Nos embriagábamos en las copas de los árboles. Desde la ventanilla del avión cuesta imaginarse al frondoso Tiergarten convertido no ya en violines, ni arcos, sino que convertido en calor, en leña para resistir el frío recién pasada la guerra. Allá abajo, el Reichstag empaquetado parecía un gigantesco wantan. Lo mirábamos con apetito. Reverbera luminosidad. Una multitud de amantes de la performance la rodea. Los artistas Christo y Jeanne-Claude, con metros y metros de tela, recubrieron de blanco su pasado, alivianándolo. Eso lee Ulrike en el magazín de la aerolínea. Y que en el debate, los diputados votaron 292 – 223 a favor de la acción. Creen, es un ejemplo espectacular de nuevo comienzo. Habría que ir a ver ese comienzo.

A veces era difícil elegir entre la inmensa oferta cultural de la ciudad, el doble de difícil, teniendo en cuenta que Berlín, desde la reunificación todo lo tenía doble: la ópera, la orquesta de la Radio, el zoológico… No daba abasto. Qué maravilloso hubiese sido que al menos mientras ensayábamos, la lengua ganara independencia, que no se mantuviese pegada al suelo de la boca, como un perro amarrado a un árbol.
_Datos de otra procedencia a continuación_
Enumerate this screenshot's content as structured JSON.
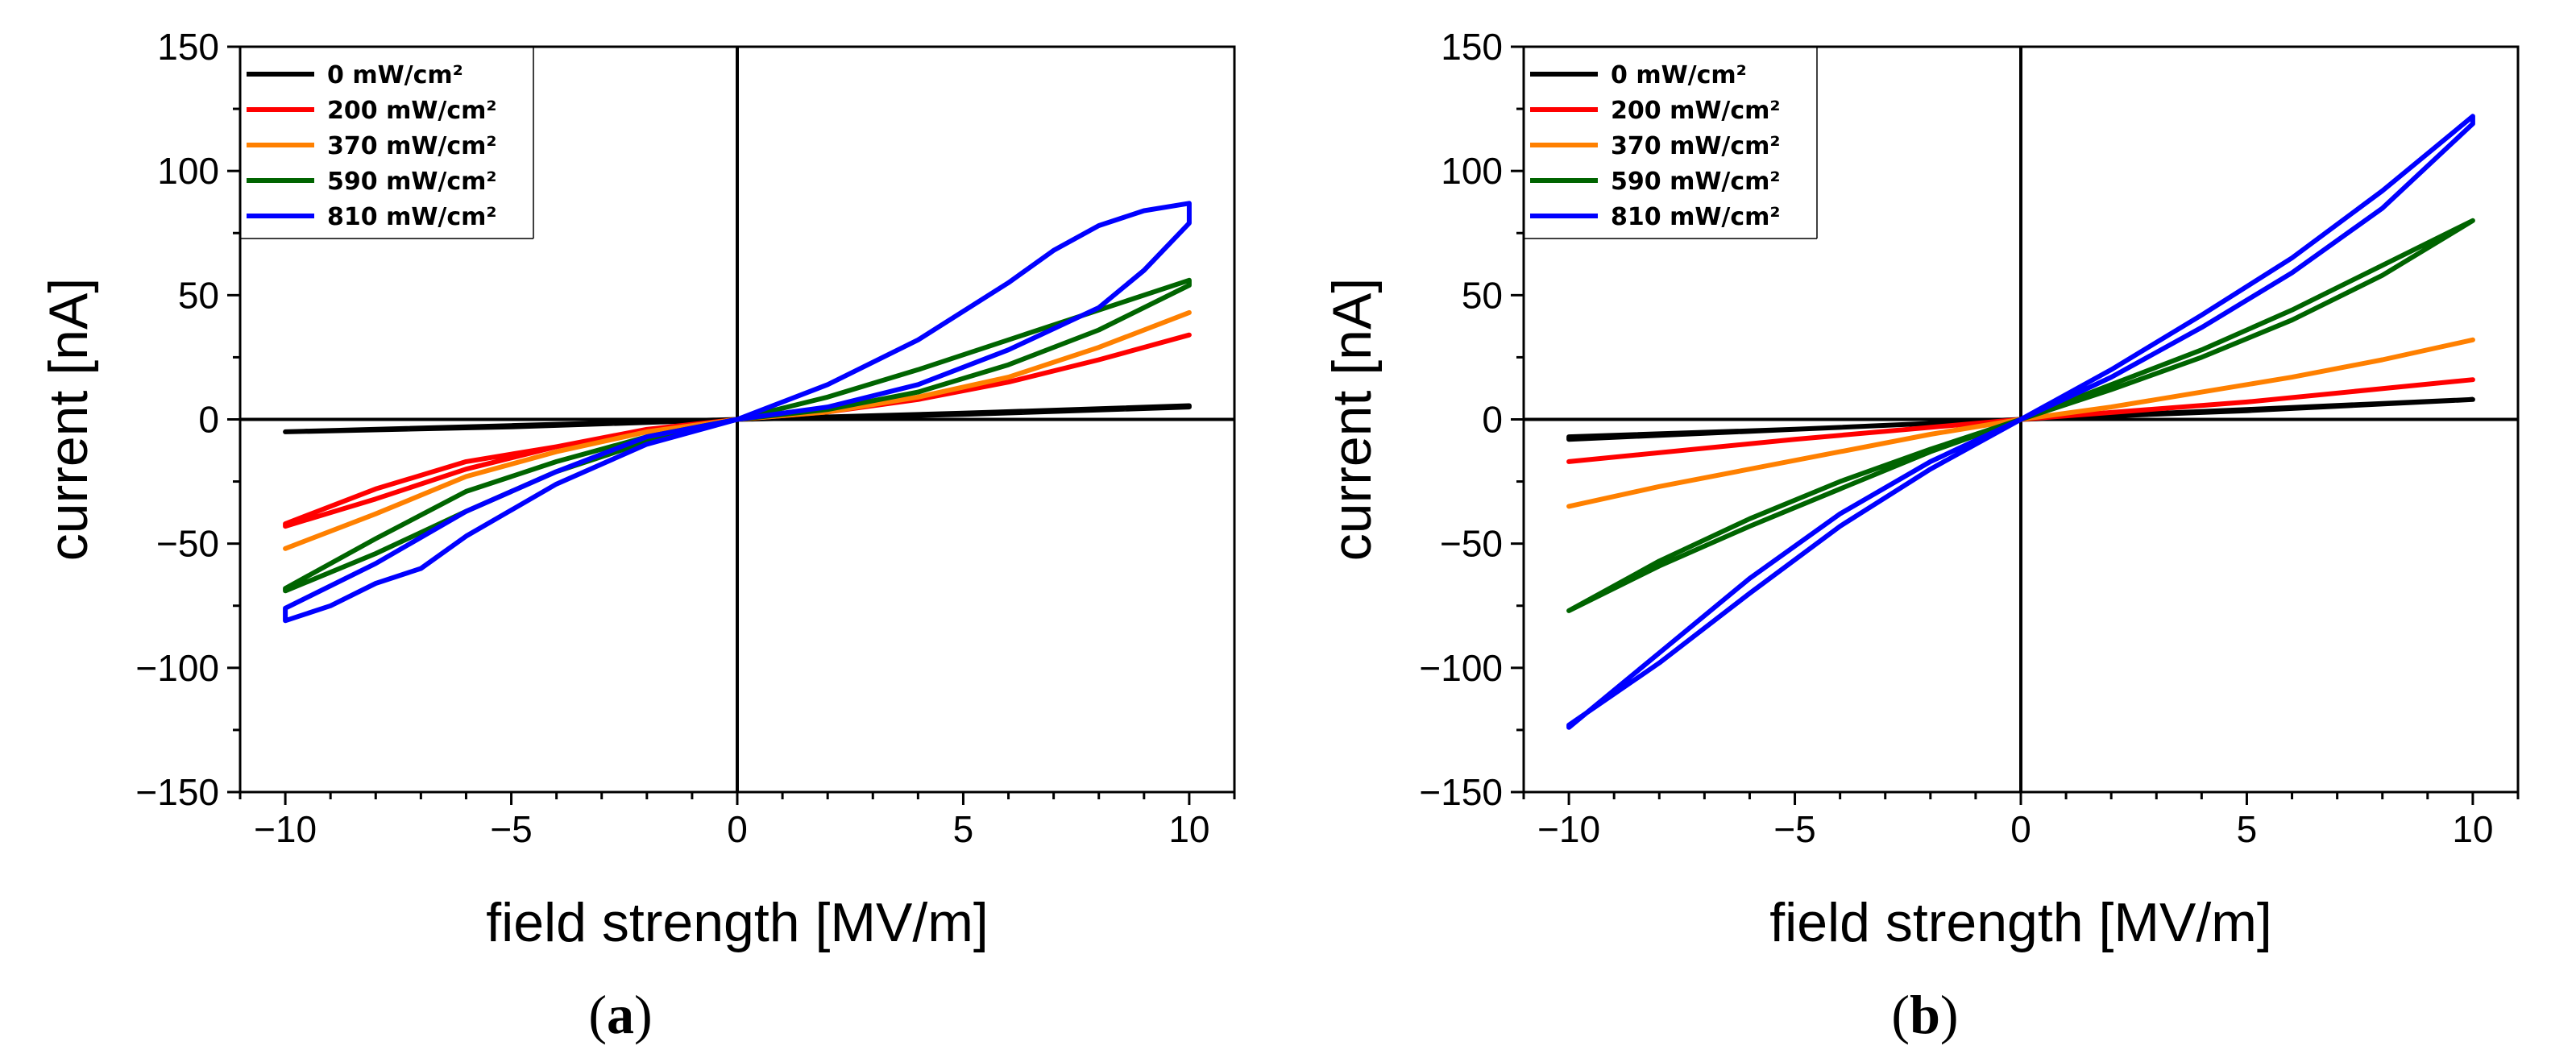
{
  "chart_data": [
    {
      "type": "line",
      "panel_label": "a",
      "xlabel": "field strength [MV/m]",
      "ylabel": "current [nA]",
      "xlim": [
        -11,
        11
      ],
      "ylim": [
        -150,
        150
      ],
      "xticks": [
        -10,
        -5,
        0,
        5,
        10
      ],
      "xtick_labels": [
        "−10",
        "−5",
        "0",
        "5",
        "10"
      ],
      "yticks": [
        -150,
        -100,
        -50,
        0,
        50,
        100,
        150
      ],
      "ytick_labels": [
        "−150",
        "−100",
        "−50",
        "0",
        "50",
        "100",
        "150"
      ],
      "legend_position": "top-left",
      "series": [
        {
          "name": "0 mW/cm²",
          "color": "#000000",
          "x": [
            -10,
            -5,
            0,
            5,
            10,
            10,
            5,
            0,
            -5,
            -10
          ],
          "y": [
            -5,
            -2.5,
            0,
            2.5,
            5.5,
            5,
            2,
            0,
            -3,
            -5
          ]
        },
        {
          "name": "200 mW/cm²",
          "color": "#ff0000",
          "x": [
            -10,
            -8,
            -6,
            -4,
            -2,
            0,
            2,
            4,
            6,
            8,
            10,
            10,
            8,
            6,
            4,
            2,
            0,
            -2,
            -4,
            -6,
            -8,
            -10
          ],
          "y": [
            -43,
            -32,
            -20,
            -11,
            -4,
            0,
            3,
            8,
            15,
            24,
            34,
            34,
            24,
            15,
            8,
            3,
            0,
            -4,
            -11,
            -17,
            -28,
            -42
          ]
        },
        {
          "name": "370 mW/cm²",
          "color": "#ff8000",
          "x": [
            -10,
            -8,
            -6,
            -4,
            -2,
            0,
            2,
            4,
            6,
            8,
            10,
            10,
            8,
            6,
            4,
            2,
            0,
            -2,
            -4,
            -6,
            -8,
            -10
          ],
          "y": [
            -52,
            -38,
            -23,
            -13,
            -5,
            0,
            3,
            9,
            17,
            29,
            43,
            43,
            29,
            17,
            9,
            3,
            0,
            -5,
            -13,
            -23,
            -38,
            -52
          ]
        },
        {
          "name": "590 mW/cm²",
          "color": "#006400",
          "x": [
            -10,
            -8,
            -6,
            -4,
            -2,
            0,
            2,
            4,
            6,
            8,
            10,
            10,
            8,
            6,
            4,
            2,
            0,
            -2,
            -4,
            -6,
            -8,
            -10
          ],
          "y": [
            -69,
            -54,
            -37,
            -21,
            -9,
            0,
            4,
            11,
            22,
            36,
            54,
            56,
            44,
            32,
            20,
            9,
            0,
            -7,
            -17,
            -29,
            -48,
            -68
          ]
        },
        {
          "name": "810 mW/cm²",
          "color": "#0000ff",
          "x": [
            -10,
            -9,
            -8,
            -7,
            -6,
            -4,
            -2,
            0,
            2,
            4,
            6,
            8,
            9,
            10,
            10,
            9,
            8,
            7,
            6,
            4,
            2,
            0,
            -2,
            -4,
            -6,
            -8,
            -10
          ],
          "y": [
            -81,
            -75,
            -66,
            -60,
            -47,
            -26,
            -10,
            0,
            5,
            14,
            28,
            45,
            60,
            79,
            87,
            84,
            78,
            68,
            55,
            32,
            14,
            0,
            -7,
            -21,
            -37,
            -58,
            -76
          ]
        }
      ]
    },
    {
      "type": "line",
      "panel_label": "b",
      "xlabel": "field strength [MV/m]",
      "ylabel": "current [nA]",
      "xlim": [
        -11,
        11
      ],
      "ylim": [
        -150,
        150
      ],
      "xticks": [
        -10,
        -5,
        0,
        5,
        10
      ],
      "xtick_labels": [
        "−10",
        "−5",
        "0",
        "5",
        "10"
      ],
      "yticks": [
        -150,
        -100,
        -50,
        0,
        50,
        100,
        150
      ],
      "ytick_labels": [
        "−150",
        "−100",
        "−50",
        "0",
        "50",
        "100",
        "150"
      ],
      "legend_position": "top-left",
      "series": [
        {
          "name": "0 mW/cm²",
          "color": "#000000",
          "x": [
            -10,
            -5,
            0,
            5,
            10,
            10,
            5,
            0,
            -5,
            -10
          ],
          "y": [
            -8,
            -4,
            0,
            3.5,
            8,
            8,
            4,
            0,
            -4,
            -7
          ]
        },
        {
          "name": "200 mW/cm²",
          "color": "#ff0000",
          "x": [
            -10,
            -5,
            0,
            5,
            10,
            10,
            5,
            0,
            -5,
            -10
          ],
          "y": [
            -17,
            -8,
            0,
            7,
            16,
            16,
            7,
            0,
            -8,
            -17
          ]
        },
        {
          "name": "370 mW/cm²",
          "color": "#ff8000",
          "x": [
            -10,
            -8,
            -6,
            -4,
            -2,
            0,
            2,
            4,
            6,
            8,
            10,
            10,
            8,
            6,
            4,
            2,
            0,
            -2,
            -4,
            -6,
            -8,
            -10
          ],
          "y": [
            -35,
            -27,
            -20,
            -13,
            -6,
            0,
            5,
            11,
            17,
            24,
            32,
            32,
            24,
            17,
            11,
            5,
            0,
            -6,
            -13,
            -20,
            -27,
            -35
          ]
        },
        {
          "name": "590 mW/cm²",
          "color": "#006400",
          "x": [
            -10,
            -8,
            -6,
            -4,
            -2,
            0,
            2,
            4,
            6,
            8,
            10,
            10,
            8,
            6,
            4,
            2,
            0,
            -2,
            -4,
            -6,
            -8,
            -10
          ],
          "y": [
            -77,
            -59,
            -43,
            -28,
            -13,
            0,
            12,
            25,
            40,
            58,
            80,
            80,
            62,
            44,
            28,
            14,
            0,
            -12,
            -25,
            -40,
            -57,
            -77
          ]
        },
        {
          "name": "810 mW/cm²",
          "color": "#0000ff",
          "x": [
            -10,
            -8,
            -6,
            -4,
            -2,
            0,
            2,
            4,
            6,
            8,
            10,
            10,
            8,
            6,
            4,
            2,
            0,
            -2,
            -4,
            -6,
            -8,
            -10
          ],
          "y": [
            -124,
            -94,
            -64,
            -38,
            -17,
            0,
            17,
            37,
            59,
            85,
            119,
            122,
            92,
            65,
            42,
            20,
            0,
            -20,
            -43,
            -70,
            -98,
            -123
          ]
        }
      ]
    }
  ]
}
Que se soltara y brava se lanzara a morder el sabor de la ciudad que habitaba y no alcanzaba a abarcar. Pero en la boca las distancias son una estepa. Deslizar la lengua con los ojos cerrados por los dientes frontales es conjeturar larguísimos dientes de conejo. A una lengua obligada a saltar en cuestión de segundos, por ejemplo, el intervalo de la Bratwurst a la cerveza, del amante al esposo, de lo caliente a lo gélido, del idioma español al alemán, qué más se le podía pedir.